Hier sind einige Tipps für Spieler und Spielleiter zum Umgang mit Proben:

Für Spieler:

  • Kenne die Stärken deines Charakters: Mache dich mit den Werten und Fähigkeiten deines Charakters vertraut und überlege dir, in welchen Situationen er glänzen kann.
  • Sei kreativ: Versuche, nicht nur die offensichtlichen Lösungen zu wählen, sondern auch kreative und ungewöhnliche Wege zu finden, um Herausforderungen zu bewältigen.
  • Nutze deine Ressourcen: Setze deine Ausrüstung, Zaubersprüche, Talente und andere Ressourcen klug ein, um deine Erfolgschancen zu verbessern.
  • Arbeite im Team: Sprich dich mit deinen Mitspielern ab und kombiniert eure Fähigkeiten, um auch schwierige Proben zu meistern.
  • Beschreibe deine Aktionen: Anstatt nur zu sagen "Ich mache eine Probe auf Einschüchtern", beschreibe, wie dein Charakter vorgeht, was er sagt oder wie er seinen Körper einsetzt. Dies kann dem Spielleiter Anhaltspunkte für Boni geben und macht das Spiel lebendiger.
  • Akzeptiere auch Misserfolge: Nicht jede Probe kann gelingen. Sieh Misserfolge als Teil der Geschichte und als Möglichkeit, deinen Charakter weiterzuentwickeln.

Für Spielleiter:

  • Verlange nicht zu viele Proben: Nicht für jede Kleinigkeit sollte gewürfelt werden.
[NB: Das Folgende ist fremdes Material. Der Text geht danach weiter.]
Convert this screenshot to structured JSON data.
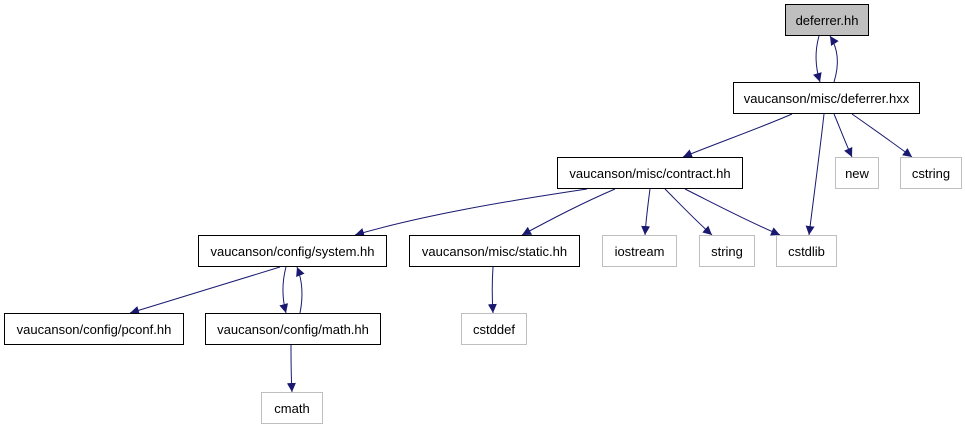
{
  "colors": {
    "edge": "#191970",
    "root_fill": "#bfbfbf",
    "local_border": "#000000",
    "system_border": "#bfbfbf"
  },
  "nodes": {
    "deferrer_hh": "deferrer.hh",
    "deferrer_hxx": "vaucanson/misc/deferrer.hxx",
    "contract_hh": "vaucanson/misc/contract.hh",
    "new": "new",
    "cstring": "cstring",
    "system_hh": "vaucanson/config/system.hh",
    "static_hh": "vaucanson/misc/static.hh",
    "iostream": "iostream",
    "string": "string",
    "cstdlib": "cstdlib",
    "pconf_hh": "vaucanson/config/pconf.hh",
    "math_hh": "vaucanson/config/math.hh",
    "cstddef": "cstddef",
    "cmath": "cmath"
  },
  "edges": [
    [
      "deferrer_hh",
      "deferrer_hxx"
    ],
    [
      "deferrer_hxx",
      "deferrer_hh"
    ],
    [
      "deferrer_hxx",
      "contract_hh"
    ],
    [
      "deferrer_hxx",
      "new"
    ],
    [
      "deferrer_hxx",
      "cstring"
    ],
    [
      "deferrer_hxx",
      "cstdlib"
    ],
    [
      "contract_hh",
      "system_hh"
    ],
    [
      "contract_hh",
      "static_hh"
    ],
    [
      "contract_hh",
      "iostream"
    ],
    [
      "contract_hh",
      "string"
    ],
    [
      "contract_hh",
      "cstdlib"
    ],
    [
      "system_hh",
      "pconf_hh"
    ],
    [
      "system_hh",
      "math_hh"
    ],
    [
      "math_hh",
      "system_hh"
    ],
    [
      "static_hh",
      "cstddef"
    ],
    [
      "math_hh",
      "cmath"
    ]
  ]
}
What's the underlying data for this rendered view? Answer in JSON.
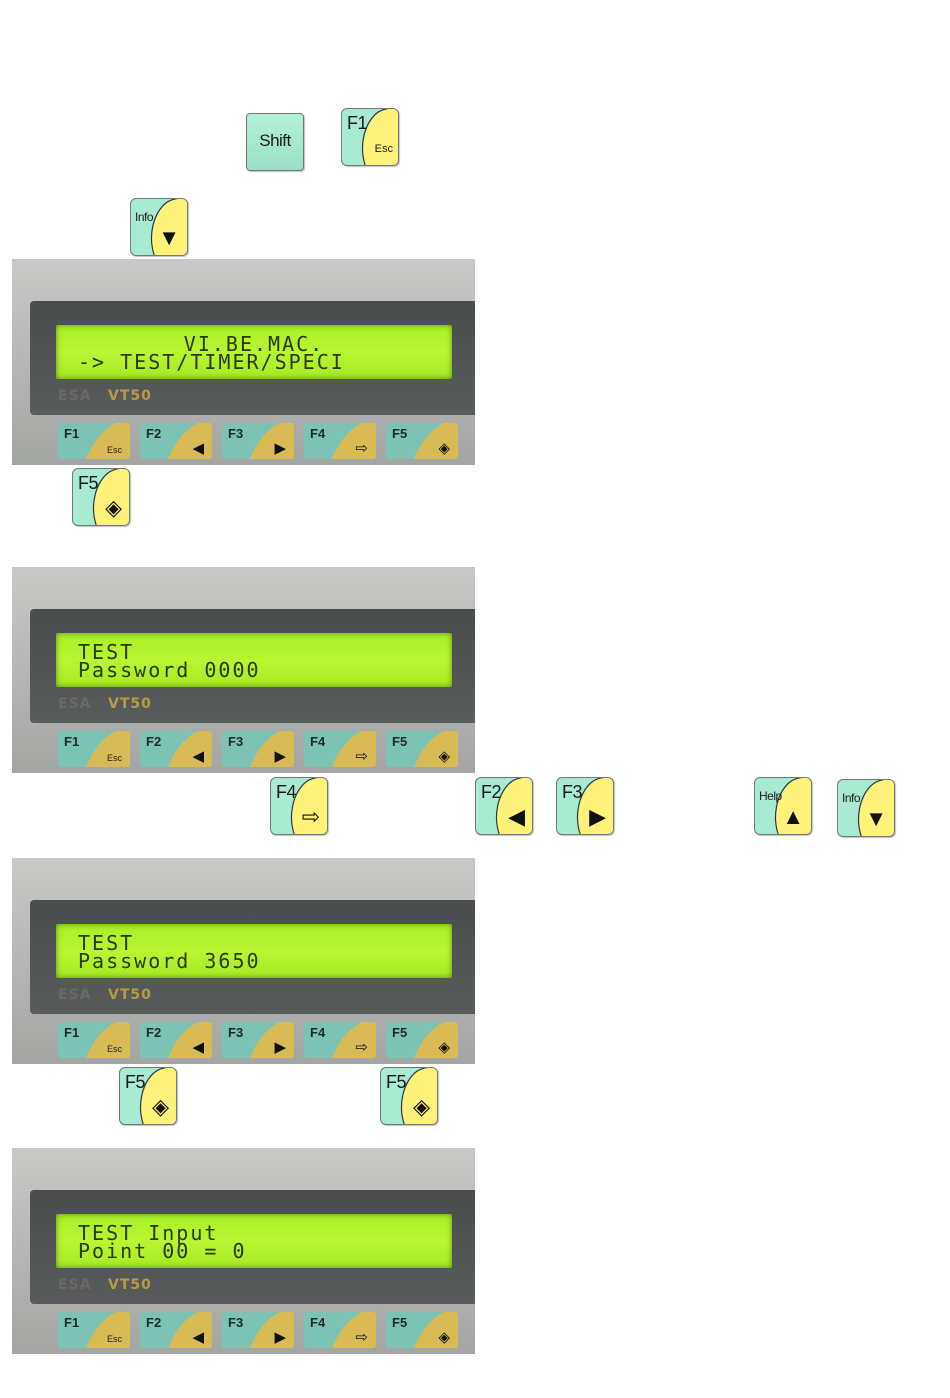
{
  "keys": {
    "shift": "Shift",
    "f1": "F1",
    "esc": "Esc",
    "info": "Info",
    "f2": "F2",
    "f3": "F3",
    "f4": "F4",
    "f5": "F5",
    "help": "Help",
    "glyph_down": "▼",
    "glyph_up": "▲",
    "glyph_left": "◀",
    "glyph_right": "▶",
    "glyph_enter": "⇨",
    "glyph_diamond": "◈"
  },
  "device": {
    "brand": "ESA",
    "model": "VT50",
    "fkey_labels": [
      "F1",
      "F2",
      "F3",
      "F4",
      "F5"
    ],
    "fkey_esc": "Esc",
    "fkey_glyphs": [
      "",
      "◀",
      "▶",
      "⇨",
      "◈"
    ]
  },
  "screens": [
    {
      "line1": "VI.BE.MAC.",
      "line2": "-> TEST/TIMER/SPECI"
    },
    {
      "line1": "TEST",
      "line2": "Password 0000"
    },
    {
      "line1": "TEST",
      "line2": "Password 3650"
    },
    {
      "line1": "TEST Input",
      "line2": "Point 00 = 0"
    }
  ],
  "colors": {
    "key_green": "#a9ead2",
    "key_yellow": "#fff27a",
    "lcd_green": "#b9f532"
  }
}
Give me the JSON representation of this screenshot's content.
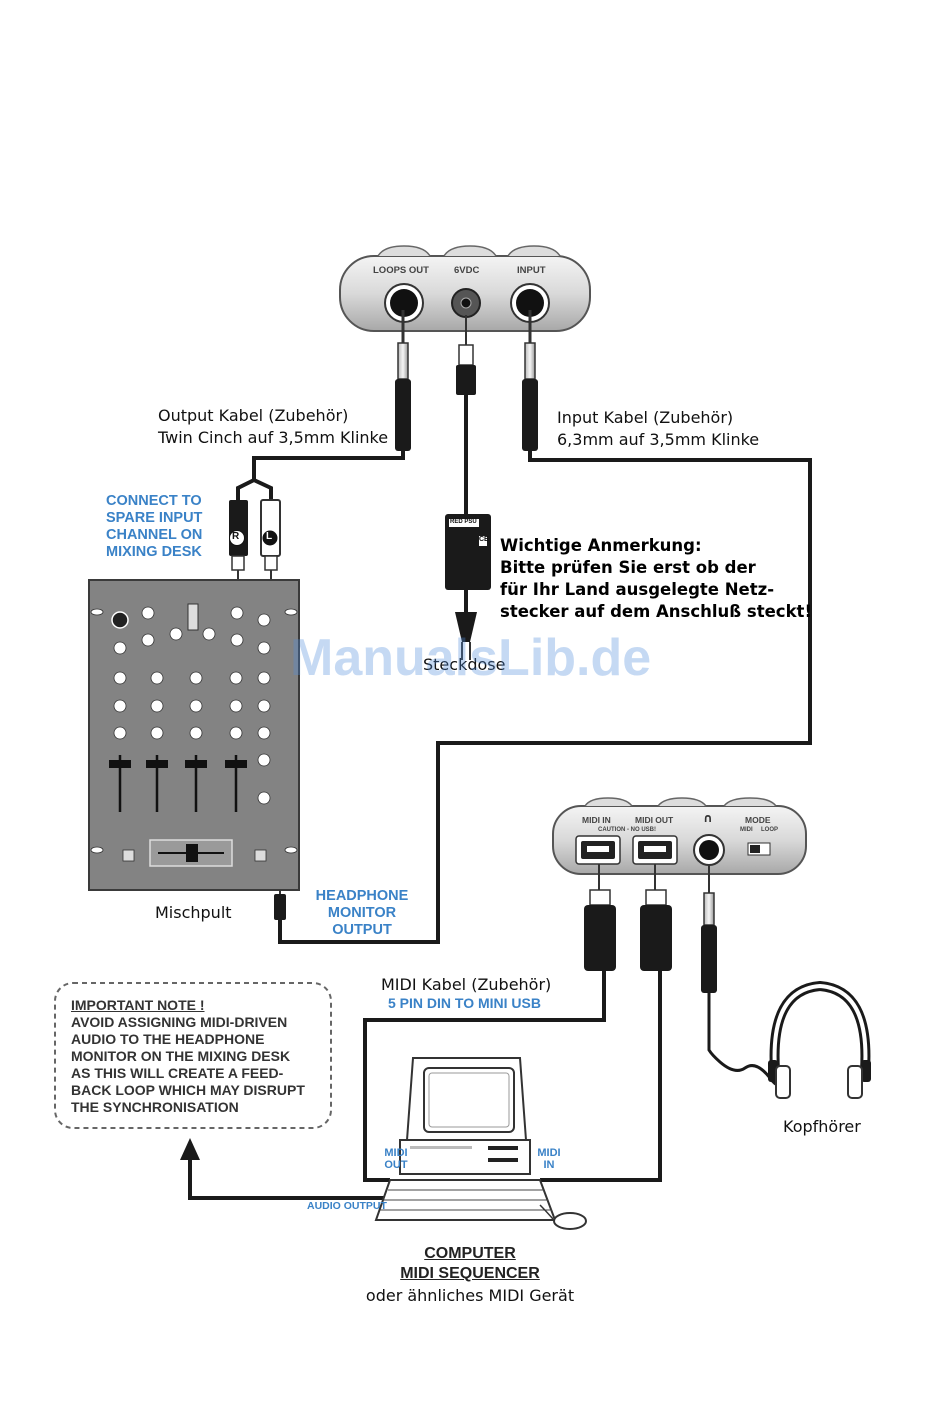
{
  "looper_top": {
    "jack_loops_out": "LOOPS OUT",
    "jack_power": "6VDC",
    "jack_input": "INPUT"
  },
  "labels": {
    "output_cable_line1": "Output Kabel (Zubehör)",
    "output_cable_line2": "Twin Cinch auf 3,5mm Klinke",
    "input_cable_line1": "Input Kabel (Zubehör)",
    "input_cable_line2": "6,3mm auf 3,5mm Klinke",
    "connect_lines": [
      "CONNECT TO",
      "SPARE INPUT",
      "CHANNEL ON",
      "MIXING DESK"
    ],
    "plug_r": "R",
    "plug_l": "L",
    "psu_brand": "RED PSU",
    "psu_mark": "CE",
    "steckdose": "Steckdose",
    "mischpult": "Mischpult",
    "headphone_lines": [
      "HEADPHONE",
      "MONITOR",
      "OUTPUT"
    ],
    "midi_cable": "MIDI Kabel (Zubehör)",
    "midi_cable_blue": "5 PIN DIN TO MINI USB",
    "kopfhoerer": "Kopfhörer",
    "computer_midi_out": [
      "MIDI",
      "OUT"
    ],
    "computer_midi_in": [
      "MIDI",
      "IN"
    ],
    "audio_output": "AUDIO OUTPUT",
    "computer_line1": "COMPUTER",
    "computer_line2": "MIDI SEQUENCER",
    "computer_line3": "oder ähnliches MIDI Gerät",
    "watermark": "ManualsLib.de"
  },
  "notice": {
    "lines": [
      "Wichtige Anmerkung:",
      "Bitte prüfen Sie erst ob der",
      "für Ihr Land ausgelegte Netz-",
      "stecker auf dem Anschluß steckt!"
    ]
  },
  "important_note": {
    "lines": [
      "IMPORTANT NOTE !",
      "AVOID ASSIGNING MIDI-DRIVEN",
      "AUDIO TO THE HEADPHONE",
      "MONITOR ON THE MIXING DESK",
      "AS THIS WILL CREATE A FEED-",
      "BACK LOOP WHICH MAY DISRUPT",
      "THE SYNCHRONISATION"
    ]
  },
  "looper_side": {
    "midi_in": "MIDI IN",
    "midi_out": "MIDI OUT",
    "caution": "CAUTION - NO USB!",
    "headphone_symbol": "∩",
    "mode": "MODE",
    "mode_midi": "MIDI",
    "mode_loop": "LOOP"
  }
}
Alltägliche Aktionen, die ein Charakter problemlos bewältigen kann, sollten in der Regel automatisch gelingen.
  • Sei konsistent: Lege die Schwierigkeitsgrade für ähnliche Aktionen konsistent fest und erkläre den Spielern, welche Faktoren die Schwierigkeit beeinflussen.
  • Nutze Modifikatoren: Berücksichtige die Umstände der Situation und die Fähigkeiten der Charaktere, indem du Boni und Mali auf die Proben vergibst.
  • Gib Hinweise: Wenn die Spieler nicht wissen, welche Probe erforderlich ist, gib ihnen Hinweise oder lass sie eine geeignete Wissensfertigkeit einsetzen, um mehr zu erfahren.
  • Belohne kreative Lösungen: Wenn die Spieler sich besonders clever anstellen oder gute Ideen haben, belohne sie mit Boni auf die Probe oder lasse sie sogar automatisch erfolgreich sein.
  • Beschreibe die Ergebnisse anschaulich: Beschreibe nicht nur, ob eine Probe gelungen oder misslungen ist, sondern auch, wie sie gelungen oder misslungen ist. Nutze die Ergebnisse von Proben, um die Geschichte voranzutreiben und die Spielwelt lebendig zu gestalten.
  • Lass die Geschichte nicht an einem Wurf scheitern: Wenn ein einzelner misslungener Wurf die gesamte Geschichte zum Stillstand bringen würde, finde einen alternativen Weg, wie die Spieler weitermachen können. Vielleicht müssen sie einen Umweg in Kauf nehmen, einen Preis zahlen oder sich einer neuen Herausforderung stellen.

Fazit

Proben sind ein zentraler Bestandteil der meisten Pen-and-Paper-Rollenspiele und ein wichtiges Werkzeug, um mit der Unsicherheit und dem Zufall im Spiel umzugehen. Sie bestimmen, ob die Aktionen der Charaktere erfolgreich sind, und tragen so zur Spannung, zur Herausforderung und zum Spielspaß bei. Ein gutes Verständnis der Regeln und ein geschickter Umgang mit Proben sind daher sowohl für Spieler als auch für Spielleiter unerlässlich. Ob man nun einen einzelnen Würfel gegen einen festen Zielwert wirft oder einen ganzen Pool von Würfeln auswertet, Proben sind das Herzstück vieler P&P RPGs und prägen maßgeblich die Art und Weise, wie Geschichten erzählt und Abenteuer erlebt werden. Indem man die verschiedenen Arten von Proben, ihre Bestandteile und die Faktoren, die sie beeinflussen, kennenlernt und meistert, kann man das eigene Spielerlebnis vertiefen und zu einem noch fesselnderen und befriedigenderen Rollenspiel beitragen.